Lunita, una perra mediana, discapacitada, fue abandonada en una calle de Salta, Argentina, a principios de horas de la mañana de mayo de 2014. Estaba atada a una barandilla en la parte lateral de una tienda de peluquería canina.
Quedaba una nota que indicaba su nombre, edad y que ella no pertenecía a la persona que la había dejado. La persona también declaró que no podía mantenerla. No había otra información.
Lunita estaba tumbada boca abajo en la acera cuando la encontraron; sus patas traseras todavía unidas a una silla de ruedas en mal estado. No había comida ni agua con ella. Una de las empleadas que trabajaba en el salón de peluquería canina se fijó en ella. El empleado se comunicó con la organización de rescate, «LUBA Salta» y dos de sus voluntarios vinieron a buscar a Lunita.
Lunita fue colocada en un hogar de acogida mientras su información se publicaba en línea con la esperanza de encontrar un adoptante para ella. Una familia de los Estados Unidos se ofreció a adoptarla y se comenzó a recaudar fondos para que Lunita viajara en avión a los EE. UU.
Facebook/Lunita’sWish
Desafortunadamente, las cosas no fueron bien para Lunita en su nuevo hogar adoptivo. Su familia no tenía conocimiento sobre el cuidado adecuado de un perro discapacitado y terminó descuidándola.
Cuando la sacaron de esa casa y la enviaron a una nueva familia de acogida en otro estado, tuvo orina y escaldado fecal en toda la mitad inferior de su cuerpo. Ella también tenía bajo peso; un peso de apenas 35 libras. Su nueva madre adoptiva la llevó a un dermatólogo canino que tomó fotografías de todas sus llagas e infectó el área inferior. A Lunita se le diagnosticó una infección muy grave por estafilococos, que fue el resultado de un caso grave de infestación de ácaros (sarna).
La infección, la sarna y el escaldado en la orina causaron que Lunita perdiera todo el cabello de la cintura para abajo, incluida la cola. Ella también tenía una infección del tracto urinario severa y tenía mucho dolor, simplemente limpiarse la parte inferior y el área privada la hizo gritar. Tomó mucho esfuerzo, visitas médicas y medicamentos para curar todas sus condiciones. Pero al final ella se recuperó.
La segunda familia a la que ella visitó ha tenido por más de tres años, y Lunita es una perra muy feliz, cariñosa.
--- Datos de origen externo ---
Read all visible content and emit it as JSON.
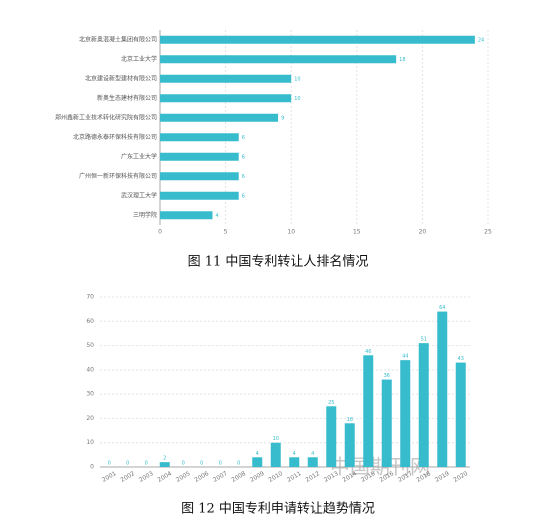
{
  "chart_data": [
    {
      "type": "bar",
      "horizontal": true,
      "title": "图 11 中国专利转让人排名情况",
      "color": "#36bccd",
      "categories": [
        "北京新奥混凝土集团有限公司",
        "北京工业大学",
        "北京建设新型建材有限公司",
        "新奥生态建材有限公司",
        "郑州鑫新工业技术转化研究院有限公司",
        "北京路德永泰环保科技有限公司",
        "广东工业大学",
        "广州恒一新环保科技有限公司",
        "武汉理工大学",
        "三明学院"
      ],
      "values": [
        24,
        18,
        10,
        10,
        9,
        6,
        6,
        6,
        6,
        4
      ],
      "xlim": [
        0,
        25
      ],
      "xticks": [
        0,
        5,
        10,
        15,
        20,
        25
      ],
      "grid": true
    },
    {
      "type": "bar",
      "horizontal": false,
      "title": "图 12 中国专利申请转让趋势情况",
      "color": "#36bccd",
      "categories": [
        "2001",
        "2002",
        "2003",
        "2004",
        "2005",
        "2006",
        "2007",
        "2008",
        "2009",
        "2010",
        "2011",
        "2012",
        "2013",
        "2014",
        "2015",
        "2016",
        "2017",
        "2018",
        "2019",
        "2020"
      ],
      "values": [
        0,
        0,
        0,
        2,
        0,
        0,
        0,
        0,
        4,
        10,
        4,
        4,
        25,
        18,
        46,
        36,
        44,
        51,
        64,
        43
      ],
      "ylim": [
        0,
        70
      ],
      "yticks": [
        0,
        10,
        20,
        30,
        40,
        50,
        60,
        70
      ],
      "grid": true
    }
  ],
  "watermark": "中国期刊网"
}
Lunita acaba de celebrar su cumpleaños número 11 el 15 de junio de 2018 con su familia estadounidense. Su página de Facebook estaba llena de sinceros saludos de cumpleaños de todo el mundo. Todos los que escucharon su historia se enamoraron de esta chica valiente que ha recorrido un largo camino desde las calles de Argentina.
Facebook/Lunita’sWish
Lunita es un sorprendente ejemplo de resistencia del espíritu. Ella superó lo que parecían ser probabilidades insuperables con su desventaja. Hoy vive una vida muy feliz, que incluye caminatas diarias en silla de ruedas y paseos en cochecito con su madre.
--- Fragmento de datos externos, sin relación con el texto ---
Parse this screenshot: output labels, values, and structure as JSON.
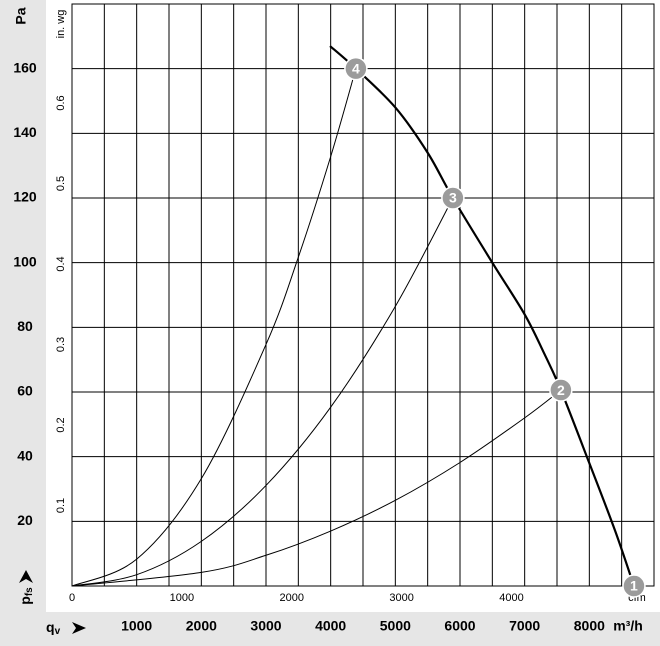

Aunque Lunita se curo de sus lesiones y problemas de salud anteriores (que aumentaron a un peso de 55 libras), su atención médica sigo siendo costosa cada mes.
Sus antibióticos mensuales, pañales, toallitas húmedas para bebés, compresas para incontinencia, medicamentos homeopáticos, acupuntura y galletas para perros totalizan $ 502.00 USD por mes. Esto no incluye los gastos del veterinario. Lunita no habría llegado tan lejos si no fuera por la ayuda de donantes y patrocinadores que escucharon su historia e inmediatamente intervinieron para ayudar.
Facebook/Lunita’sWish
Sin embargo, al poco tiempo de ese cumpleaños, su estado físico se deterioró notoriamente y la tuvieron que ingresar a cuidados intensivos.
El pasado 8 de julio, la dueña comunicó por la misma cuenta de Facebook que Lunita los había abandonado. “Siento que una parte de mi alma ha muerto. Nunca la olvidaré y lo mucho que ella significaba para mí. Ella cambió mi vida para siempre. La amaba mucho”, escribió.
Por suerte, la historia de Lunita llegó a su fin por la vejez y la última parte de su vida fue completamente feliz.